Good news. We think we have the problem solved. Carburetors did need to be rebuilt. After installing carb kits, screen, and new fuel filter, engine ran better but still some sputtering above 3,000-RPM. Spoke with the technicians at Evinrude and they suggested changing the float bowls from plastic to aluminum due to the plastic having a tendency to warp. We had an old pair in stock so we installed, tested on the dyno, and the lake; boat ran beautifully!

Come get the boat and try it. You won't pay a thing if you are not happy with it. Thanks again for your patience!
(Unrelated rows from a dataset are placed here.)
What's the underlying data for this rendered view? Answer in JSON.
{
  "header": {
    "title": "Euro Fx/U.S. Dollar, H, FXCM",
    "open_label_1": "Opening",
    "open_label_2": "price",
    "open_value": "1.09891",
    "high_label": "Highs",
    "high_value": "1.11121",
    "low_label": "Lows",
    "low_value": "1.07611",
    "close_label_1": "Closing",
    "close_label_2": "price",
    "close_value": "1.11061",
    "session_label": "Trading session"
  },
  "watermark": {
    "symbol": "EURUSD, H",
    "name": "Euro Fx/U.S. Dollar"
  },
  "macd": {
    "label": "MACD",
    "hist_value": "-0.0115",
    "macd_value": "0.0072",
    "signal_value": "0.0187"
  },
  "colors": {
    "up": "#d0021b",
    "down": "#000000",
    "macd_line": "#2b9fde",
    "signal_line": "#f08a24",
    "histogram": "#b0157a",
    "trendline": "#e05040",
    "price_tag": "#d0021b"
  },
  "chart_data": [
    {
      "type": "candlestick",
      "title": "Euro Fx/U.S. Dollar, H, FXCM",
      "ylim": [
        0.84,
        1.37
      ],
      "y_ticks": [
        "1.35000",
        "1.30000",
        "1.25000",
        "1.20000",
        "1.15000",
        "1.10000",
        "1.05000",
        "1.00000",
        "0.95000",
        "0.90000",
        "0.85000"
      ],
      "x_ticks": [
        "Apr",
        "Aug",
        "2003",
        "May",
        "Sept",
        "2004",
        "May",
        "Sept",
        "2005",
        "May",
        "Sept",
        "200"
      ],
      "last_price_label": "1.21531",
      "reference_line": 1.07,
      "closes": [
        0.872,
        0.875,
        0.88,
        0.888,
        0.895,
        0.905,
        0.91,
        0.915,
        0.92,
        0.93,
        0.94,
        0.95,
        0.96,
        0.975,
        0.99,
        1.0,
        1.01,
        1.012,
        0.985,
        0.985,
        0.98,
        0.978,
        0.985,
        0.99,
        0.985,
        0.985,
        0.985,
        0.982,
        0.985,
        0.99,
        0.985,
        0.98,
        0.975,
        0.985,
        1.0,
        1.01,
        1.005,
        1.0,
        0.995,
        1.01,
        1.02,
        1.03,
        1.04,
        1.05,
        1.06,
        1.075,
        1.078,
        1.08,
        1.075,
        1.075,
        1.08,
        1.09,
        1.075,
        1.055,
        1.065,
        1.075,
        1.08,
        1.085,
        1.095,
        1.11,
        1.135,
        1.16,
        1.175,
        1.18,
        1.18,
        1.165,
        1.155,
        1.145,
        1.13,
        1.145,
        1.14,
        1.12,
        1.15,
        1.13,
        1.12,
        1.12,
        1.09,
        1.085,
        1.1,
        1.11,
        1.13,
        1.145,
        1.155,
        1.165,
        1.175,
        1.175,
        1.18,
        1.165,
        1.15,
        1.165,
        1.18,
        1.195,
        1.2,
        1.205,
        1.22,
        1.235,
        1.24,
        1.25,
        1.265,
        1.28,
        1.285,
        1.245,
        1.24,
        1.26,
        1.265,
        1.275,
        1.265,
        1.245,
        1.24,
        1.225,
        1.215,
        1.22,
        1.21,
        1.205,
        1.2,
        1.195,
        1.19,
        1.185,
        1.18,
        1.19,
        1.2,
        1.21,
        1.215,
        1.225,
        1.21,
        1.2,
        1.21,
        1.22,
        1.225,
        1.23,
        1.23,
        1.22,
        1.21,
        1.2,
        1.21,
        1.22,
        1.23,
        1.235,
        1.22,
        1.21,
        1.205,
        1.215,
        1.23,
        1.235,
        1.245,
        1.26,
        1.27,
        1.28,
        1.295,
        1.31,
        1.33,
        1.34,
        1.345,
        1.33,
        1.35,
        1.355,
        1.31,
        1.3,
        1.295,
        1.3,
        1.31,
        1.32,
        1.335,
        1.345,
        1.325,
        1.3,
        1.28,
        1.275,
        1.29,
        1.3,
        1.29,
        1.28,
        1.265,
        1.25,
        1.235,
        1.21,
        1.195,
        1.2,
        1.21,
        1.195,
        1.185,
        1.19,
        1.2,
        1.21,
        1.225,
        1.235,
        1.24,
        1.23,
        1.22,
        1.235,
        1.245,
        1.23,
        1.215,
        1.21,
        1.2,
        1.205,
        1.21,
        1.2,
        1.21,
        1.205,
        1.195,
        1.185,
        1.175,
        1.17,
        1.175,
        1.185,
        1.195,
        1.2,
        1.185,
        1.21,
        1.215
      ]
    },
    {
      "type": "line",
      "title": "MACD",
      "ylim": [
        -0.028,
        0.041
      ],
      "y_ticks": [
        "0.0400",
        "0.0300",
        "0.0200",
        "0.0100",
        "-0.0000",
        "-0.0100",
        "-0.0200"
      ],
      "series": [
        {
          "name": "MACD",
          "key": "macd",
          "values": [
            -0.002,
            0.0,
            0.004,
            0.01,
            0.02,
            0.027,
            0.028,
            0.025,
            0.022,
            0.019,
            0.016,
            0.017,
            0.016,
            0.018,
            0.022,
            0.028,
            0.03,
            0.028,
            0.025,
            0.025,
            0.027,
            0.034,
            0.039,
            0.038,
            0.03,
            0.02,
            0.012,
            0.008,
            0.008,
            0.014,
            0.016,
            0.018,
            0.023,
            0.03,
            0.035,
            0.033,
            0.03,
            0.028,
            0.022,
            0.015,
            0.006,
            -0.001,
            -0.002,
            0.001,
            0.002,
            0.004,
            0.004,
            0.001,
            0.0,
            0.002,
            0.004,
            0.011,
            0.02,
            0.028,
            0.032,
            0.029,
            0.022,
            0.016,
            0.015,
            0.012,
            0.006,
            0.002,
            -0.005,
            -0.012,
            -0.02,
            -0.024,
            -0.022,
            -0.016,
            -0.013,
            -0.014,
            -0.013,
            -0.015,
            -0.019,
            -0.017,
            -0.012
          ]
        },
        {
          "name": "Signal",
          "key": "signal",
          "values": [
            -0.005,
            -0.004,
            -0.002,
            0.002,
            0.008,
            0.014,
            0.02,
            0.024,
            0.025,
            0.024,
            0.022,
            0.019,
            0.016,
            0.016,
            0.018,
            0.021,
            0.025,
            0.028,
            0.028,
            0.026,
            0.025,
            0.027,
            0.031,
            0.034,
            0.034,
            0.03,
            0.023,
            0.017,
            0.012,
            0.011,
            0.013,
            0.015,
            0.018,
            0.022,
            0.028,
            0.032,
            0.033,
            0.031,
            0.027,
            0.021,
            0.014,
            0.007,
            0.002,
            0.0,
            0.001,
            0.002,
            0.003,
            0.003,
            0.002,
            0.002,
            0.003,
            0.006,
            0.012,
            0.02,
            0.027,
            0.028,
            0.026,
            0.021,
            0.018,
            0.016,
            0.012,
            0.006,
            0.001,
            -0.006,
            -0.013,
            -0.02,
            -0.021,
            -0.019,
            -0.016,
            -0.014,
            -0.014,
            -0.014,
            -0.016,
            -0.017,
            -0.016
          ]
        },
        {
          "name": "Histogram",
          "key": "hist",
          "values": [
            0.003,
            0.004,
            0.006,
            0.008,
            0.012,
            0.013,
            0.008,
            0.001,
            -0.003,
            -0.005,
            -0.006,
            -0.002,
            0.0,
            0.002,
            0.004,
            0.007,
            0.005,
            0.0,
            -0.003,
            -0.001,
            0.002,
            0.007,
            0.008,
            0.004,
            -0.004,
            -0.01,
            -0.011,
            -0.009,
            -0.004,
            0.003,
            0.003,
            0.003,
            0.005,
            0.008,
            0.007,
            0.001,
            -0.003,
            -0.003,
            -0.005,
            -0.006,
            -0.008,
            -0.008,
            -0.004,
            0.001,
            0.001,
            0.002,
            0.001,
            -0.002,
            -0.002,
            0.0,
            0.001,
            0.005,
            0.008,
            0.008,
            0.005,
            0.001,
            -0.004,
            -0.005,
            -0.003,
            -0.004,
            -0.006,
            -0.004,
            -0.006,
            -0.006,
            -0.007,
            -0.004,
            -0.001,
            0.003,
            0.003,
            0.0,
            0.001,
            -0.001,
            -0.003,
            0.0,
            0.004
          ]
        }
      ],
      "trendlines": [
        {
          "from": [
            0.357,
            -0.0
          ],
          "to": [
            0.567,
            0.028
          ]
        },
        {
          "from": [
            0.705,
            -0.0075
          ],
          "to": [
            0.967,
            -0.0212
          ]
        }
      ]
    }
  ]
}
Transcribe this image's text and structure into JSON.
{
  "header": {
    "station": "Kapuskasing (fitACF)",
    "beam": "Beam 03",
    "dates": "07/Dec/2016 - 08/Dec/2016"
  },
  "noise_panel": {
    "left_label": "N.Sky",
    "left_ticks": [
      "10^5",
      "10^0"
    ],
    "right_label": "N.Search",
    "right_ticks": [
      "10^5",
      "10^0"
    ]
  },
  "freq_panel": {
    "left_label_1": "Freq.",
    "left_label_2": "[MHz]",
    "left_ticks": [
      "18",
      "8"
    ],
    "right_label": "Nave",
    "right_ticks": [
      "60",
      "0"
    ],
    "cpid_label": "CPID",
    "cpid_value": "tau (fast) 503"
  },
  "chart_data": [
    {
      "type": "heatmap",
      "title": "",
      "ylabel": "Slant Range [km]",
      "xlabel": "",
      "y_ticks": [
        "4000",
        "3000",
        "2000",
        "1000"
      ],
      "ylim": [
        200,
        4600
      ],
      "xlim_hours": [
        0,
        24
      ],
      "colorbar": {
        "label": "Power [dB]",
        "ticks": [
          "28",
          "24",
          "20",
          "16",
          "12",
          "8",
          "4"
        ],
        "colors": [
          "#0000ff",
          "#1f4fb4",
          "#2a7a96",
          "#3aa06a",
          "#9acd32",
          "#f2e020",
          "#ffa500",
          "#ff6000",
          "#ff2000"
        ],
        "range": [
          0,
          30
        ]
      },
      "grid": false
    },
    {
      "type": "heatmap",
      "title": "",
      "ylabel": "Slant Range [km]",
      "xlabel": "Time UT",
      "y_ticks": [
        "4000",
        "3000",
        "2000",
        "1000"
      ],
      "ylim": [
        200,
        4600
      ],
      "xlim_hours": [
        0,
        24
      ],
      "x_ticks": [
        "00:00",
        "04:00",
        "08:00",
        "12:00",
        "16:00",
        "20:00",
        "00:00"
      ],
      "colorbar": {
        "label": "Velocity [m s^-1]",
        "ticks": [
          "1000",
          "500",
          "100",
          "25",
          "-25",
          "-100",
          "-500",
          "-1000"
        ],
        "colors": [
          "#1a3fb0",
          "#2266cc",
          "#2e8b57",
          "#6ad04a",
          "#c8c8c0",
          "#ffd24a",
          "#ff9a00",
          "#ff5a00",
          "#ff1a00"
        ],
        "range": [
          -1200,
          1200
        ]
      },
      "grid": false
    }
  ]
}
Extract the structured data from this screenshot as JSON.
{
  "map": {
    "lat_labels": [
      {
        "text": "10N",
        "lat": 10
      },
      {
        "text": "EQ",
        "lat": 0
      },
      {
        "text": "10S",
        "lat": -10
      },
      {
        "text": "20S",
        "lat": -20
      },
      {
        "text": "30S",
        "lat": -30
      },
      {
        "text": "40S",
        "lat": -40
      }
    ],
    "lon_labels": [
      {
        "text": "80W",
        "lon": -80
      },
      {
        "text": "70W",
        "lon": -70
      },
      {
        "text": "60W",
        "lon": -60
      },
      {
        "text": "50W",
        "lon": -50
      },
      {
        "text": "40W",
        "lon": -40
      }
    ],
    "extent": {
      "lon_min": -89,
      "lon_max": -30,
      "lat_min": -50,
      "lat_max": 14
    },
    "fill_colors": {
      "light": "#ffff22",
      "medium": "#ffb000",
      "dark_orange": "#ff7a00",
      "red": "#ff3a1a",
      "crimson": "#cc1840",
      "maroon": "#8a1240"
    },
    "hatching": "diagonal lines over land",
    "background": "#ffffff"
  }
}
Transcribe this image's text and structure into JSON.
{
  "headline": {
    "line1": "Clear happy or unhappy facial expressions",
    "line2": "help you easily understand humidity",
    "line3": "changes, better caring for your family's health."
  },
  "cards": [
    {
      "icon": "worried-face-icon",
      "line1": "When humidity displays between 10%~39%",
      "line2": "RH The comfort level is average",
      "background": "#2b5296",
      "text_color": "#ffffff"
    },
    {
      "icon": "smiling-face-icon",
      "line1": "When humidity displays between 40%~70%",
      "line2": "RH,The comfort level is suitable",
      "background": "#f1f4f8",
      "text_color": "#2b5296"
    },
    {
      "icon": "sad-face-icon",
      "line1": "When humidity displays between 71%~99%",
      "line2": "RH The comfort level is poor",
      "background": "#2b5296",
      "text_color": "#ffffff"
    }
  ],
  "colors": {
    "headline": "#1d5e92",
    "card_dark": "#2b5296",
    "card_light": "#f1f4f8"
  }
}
Tohsgib posted 11-10-2011 02:31 PM ET (US)     Profile for Tohsgib  Send Email to Tohsgib     
That is what we like to see. I would personally stick with that shop, seem straight up.
djacksonrn posted 11-10-2011 07:14 PM ET (US)     Profile for djacksonrn  Send Email to djacksonrn     
This is good news! Look forward to hearing how the shakedown cruise goes!
Binkster posted 11-10-2011 08:33 PM ET (US)     Profile for Binkster  Send Email to Binkster     
Well that is good news, they stand behind their work.
jschmidt63 posted 11-13-2011 03:20 PM ET (US)     Profile for jschmidt63  Send Email to jschmidt63     
As a follow up, I ran my Katama today on a local lake to test after carburetor rebuild. Looks like [the carburetor rebuild] was the [cure]. Motor ran very well. Now with a tachometer installed I could see my [engine speed]. I was doing 33-MPH at 4,500-RPM. I could push it to 5,000-RPM but that was about it on my current propeller. Preferred cruised was 3,800 to 4,200-RPM. Looking forward to using my boat at the Chesapeake Bay this winter-John
djacksonrn posted 11-13-2011 08:06 PM ET (US)     Profile for djacksonrn  Send Email to djacksonrn     
What propeller are you using?
jschmidt63 posted 11-13-2011 10:12 PM ET (US)     Profile for jschmidt63  Send Email to jschmidt63     
It appears to be the stock thre-blade propeller.
Tom W Clark posted 11-14-2011 09:29 AM ET (US)     Profile for Tom W Clark  Send Email to Tom W Clark     
"Stock" does not tell us anything.

What material is it made of?

What diameter?

What pitch?

What part number?

Tohsgib posted 11-14-2011 10:39 AM ET (US)     Profile for Tohsgib  Send Email to Tohsgib     
5k is probably a 19" pitch.
Tom W Clark posted 11-14-2011 12:16 PM ET (US)     Profile for Tom W Clark  Send Email to Tom W Clark     
Actually, 4500 RPM at 33 MPH suggests a 17" pitch prop which we would expect and which should easily be able to hit 5500 RPM at WOT so either the motor is still not running right and/or there is a funky prop on the boat, which is why I am asking what it is.
jschmidt63 posted 11-14-2011 05:34 PM ET (US)     Profile for jschmidt63  Send Email to jschmidt63     

sorry but I really didnt know what to look for in regards to the prop. All I know is its the same color as the lower unit. I can check for a part number. The tach was intermittent above 4500rpm so I didnt push it much but there was some more wot to use, a little at least. I will have to have the shop check the tach.- John

Tom W Clark posted 11-14-2011 10:02 PM ET (US)     Profile for Tom W Clark  Send Email to Tom W Clark     
Size and part number are embossed right on it. You may have to remove the prop nut to see it but it's there.